Aujourd’hui, est une sale journée comme le ciel plombé qui rejoint la ligne d’horizon en strangulant l’espoir.

Le verdict est tombé. L’oisillon décharné ne sortira pas de sa cage cadenassée. La justice en a décidé ainsi.

Nathalie Ménigon, ancien membre d’AD, ayant passé un tiers de sa vie en prison dans des conditions flirtant avec la torture mentale et le sadisme démagogique est vouée à s’éteindre derrière des murs de ciment, sans respirer ne serait-ce qu’une dernière fois, à l’air libre.

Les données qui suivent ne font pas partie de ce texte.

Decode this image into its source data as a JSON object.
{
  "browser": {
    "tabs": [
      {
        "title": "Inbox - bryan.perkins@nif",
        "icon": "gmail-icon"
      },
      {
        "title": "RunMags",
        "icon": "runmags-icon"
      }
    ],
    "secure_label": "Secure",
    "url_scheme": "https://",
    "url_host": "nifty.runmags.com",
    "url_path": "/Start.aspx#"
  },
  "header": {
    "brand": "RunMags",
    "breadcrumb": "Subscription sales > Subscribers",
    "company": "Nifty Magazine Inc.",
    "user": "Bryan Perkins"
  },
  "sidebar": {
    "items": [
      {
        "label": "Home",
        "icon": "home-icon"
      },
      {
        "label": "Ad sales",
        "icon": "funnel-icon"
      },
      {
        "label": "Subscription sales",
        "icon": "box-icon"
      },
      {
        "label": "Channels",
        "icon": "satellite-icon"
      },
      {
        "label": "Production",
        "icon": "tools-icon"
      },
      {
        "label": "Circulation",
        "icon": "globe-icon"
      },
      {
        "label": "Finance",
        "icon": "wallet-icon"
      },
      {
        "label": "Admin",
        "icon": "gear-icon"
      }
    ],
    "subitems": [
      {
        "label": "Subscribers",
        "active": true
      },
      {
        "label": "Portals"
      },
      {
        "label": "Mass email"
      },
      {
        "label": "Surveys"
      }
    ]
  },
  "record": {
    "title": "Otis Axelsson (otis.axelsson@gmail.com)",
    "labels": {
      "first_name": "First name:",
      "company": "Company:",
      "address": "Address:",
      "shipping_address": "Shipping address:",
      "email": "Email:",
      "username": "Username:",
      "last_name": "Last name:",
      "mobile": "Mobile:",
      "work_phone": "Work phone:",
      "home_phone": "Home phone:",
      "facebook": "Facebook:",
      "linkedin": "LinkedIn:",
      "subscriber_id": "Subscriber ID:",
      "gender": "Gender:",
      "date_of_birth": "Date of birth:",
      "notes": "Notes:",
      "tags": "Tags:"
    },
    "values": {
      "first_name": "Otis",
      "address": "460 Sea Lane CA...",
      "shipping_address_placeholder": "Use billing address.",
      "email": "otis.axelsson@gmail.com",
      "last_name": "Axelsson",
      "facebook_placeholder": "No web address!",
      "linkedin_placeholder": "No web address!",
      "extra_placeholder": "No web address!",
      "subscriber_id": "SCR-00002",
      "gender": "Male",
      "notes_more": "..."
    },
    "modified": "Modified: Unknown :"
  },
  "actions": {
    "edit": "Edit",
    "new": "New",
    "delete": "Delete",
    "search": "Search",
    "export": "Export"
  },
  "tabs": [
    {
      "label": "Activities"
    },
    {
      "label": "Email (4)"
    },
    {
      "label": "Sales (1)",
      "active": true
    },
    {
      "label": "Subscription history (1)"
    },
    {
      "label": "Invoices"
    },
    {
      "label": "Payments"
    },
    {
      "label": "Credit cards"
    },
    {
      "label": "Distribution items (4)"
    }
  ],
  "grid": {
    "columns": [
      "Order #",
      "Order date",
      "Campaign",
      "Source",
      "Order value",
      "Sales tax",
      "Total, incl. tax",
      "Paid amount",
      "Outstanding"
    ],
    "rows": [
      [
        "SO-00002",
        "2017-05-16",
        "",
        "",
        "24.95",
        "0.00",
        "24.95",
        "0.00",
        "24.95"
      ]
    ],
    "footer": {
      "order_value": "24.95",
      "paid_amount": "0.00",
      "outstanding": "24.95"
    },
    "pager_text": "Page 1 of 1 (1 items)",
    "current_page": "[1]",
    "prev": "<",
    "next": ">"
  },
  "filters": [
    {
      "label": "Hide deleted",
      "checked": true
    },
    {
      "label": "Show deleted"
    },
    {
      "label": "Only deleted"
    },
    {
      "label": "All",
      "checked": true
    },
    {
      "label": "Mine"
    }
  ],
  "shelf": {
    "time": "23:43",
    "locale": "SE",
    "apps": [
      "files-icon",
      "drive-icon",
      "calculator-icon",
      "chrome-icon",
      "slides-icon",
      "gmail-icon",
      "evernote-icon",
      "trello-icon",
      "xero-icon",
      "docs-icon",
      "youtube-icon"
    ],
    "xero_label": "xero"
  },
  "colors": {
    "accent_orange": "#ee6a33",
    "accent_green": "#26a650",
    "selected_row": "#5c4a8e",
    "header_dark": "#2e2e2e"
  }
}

La France se targue d’avoir aboli la peine de mort. Elle l’a remplacée par l’agonie lente. Et nous assistons, complices, à ce rituel barbare, les pieds bien ancrés dans nos chaussures fabriquées par le tiers Monde, en feignant d’être surpris lorsque la violence nous éclate à la figure. Pour nous remettre les pendules à l’heure.

Nathalie Ménigon est gravement malade et aurait du bénéficier de la Loi Kouchner. Les juges ont décidé de l’emmurer vivante.

Cette femme n’aura donc connu que la haine.

Elle n’aura pas goûté à la joie d’être mère, la volupté d’aimer, le plaisir de flâner, les yeux rivés au sable.

En prison, on lui a ôté jusqu’à l’herbe folle qui pousse et le chat qui flâne afin de lui interdire l’accès à l’oxygène.

Sa vie n’aura été qu’un long tunnel noir.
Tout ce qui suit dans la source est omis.